"Debugging Machine Learning Models with Python" by Ali Madani is a unique guide aimed at developers and researchers who want to improve the quality of their machine learning models and understand the debugging process. In the book, the author provides an in-depth overview of methods and tools for identifying errors, improving performance, and increasing model accuracy.
Debugging machine learning models is a critical yet often undervalued part of development, requiring attention to detail and a deep understanding of the internal workings of algorithms. Ali Madani shares his years of experience, explaining how to find and fix issues in data, models, and code.
The book covers topics such as error analysis, performance evaluation, debugging techniques for neural networks and deep learning, as well as tools like PyTorch, TensorFlow, and other Python libraries.
With this guide, you'll be able to optimize your models and improve their performance and accuracy using advanced debugging methods and best practices. Download "Debugging Machine Learning Models with Python" in PDF and become an expert in debugging machine learning models today!
Who Should Read "Debugging Machine Learning Models with Python"?
- Machine learning developers, data engineers, and researchers: It’s perfect for those working with large datasets who want to enhance their debugging and optimization skills.
- ML professionals: They will find valuable insights on identifying and fixing errors that reduce model accuracy and performance.
- Python developers and data engineers working with libraries like PyTorch and TensorFlow: The book offers advanced debugging techniques and practical tools for error analysis and model improvement.
- Students and beginner ML practitioners: They will gain useful advice and practical tools to debug models, helping them tackle real-world problems more efficiently and effectively.
What Will You Find Inside the Book?
- Error analysis and correction: Learn how to detect and fix issues in data, algorithms, and code that negatively impact model accuracy.
- Model performance optimization: Tips on improving the speed and efficiency of machine learning models.

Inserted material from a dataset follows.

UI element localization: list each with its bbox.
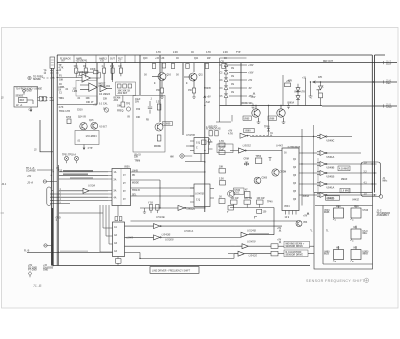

- Neural network debugging techniques: Practical examples and approaches to debugging deep neural networks and complex models.
- Using tools like PyTorch and TensorFlow: A guide to debugging and profiling models with popular machine learning libraries.
- Model interpretability: How to check model interpretability and assess feature importance to improve your models.
More About the Author of the Book
FAQ for "Debugging Machine Learning Models with Python"
Is the book suitable for beginners in machine learning?
It is intended for developers with basic knowledge of machine learning. However, beginners will still find useful tips and examples for learning how to debug models and improve their quality.
What tools are covered in the guide?
It covers popular machine learning tools and libraries, such as PyTorch, TensorFlow, and other Python libraries that assist in debugging and optimizing models.
What debugging techniques are discussed?
The author covers various debugging techniques, including error analysis, code profiling, data validation, and model quality evaluation, helping to identify and fix issues at every stage of model development.
Can the book be used for working with neural networks?
Yes, a significant portion of the book is dedicated to debugging neural networks, including techniques for deep learning, making it useful for those working with neural network models.
Information
Author: | Ali Madani | Language: | English |
Publisher: | Packt Publishing | ISBN-13: | 978-1800208582 |
Publication Date: | September 15, 2023 | ISBN-10: | 1800208588 |
Print Length: | 344 pages |
Free download "Debugging Machine Learning Models with Python" by Ali Madani in PDF
Support the project
USDT (ERC20)
0x4e62a0c60ac321ec9dd155ecb36ce45ee8750f05
Bitcoin
1HiYPvYnMHcVoncK9AC8LfkgW7FZmXaxTa
Etherium (ERC20)
0x4e62a0c60ac321ec9dd155ecb36ce45ee8750f05
*The book is taken from free sources and is presented for informational purposes only. The contents of the book are the intellectual property of the author and express his views. After reading, we insist on purchasing the official publication on Amazon!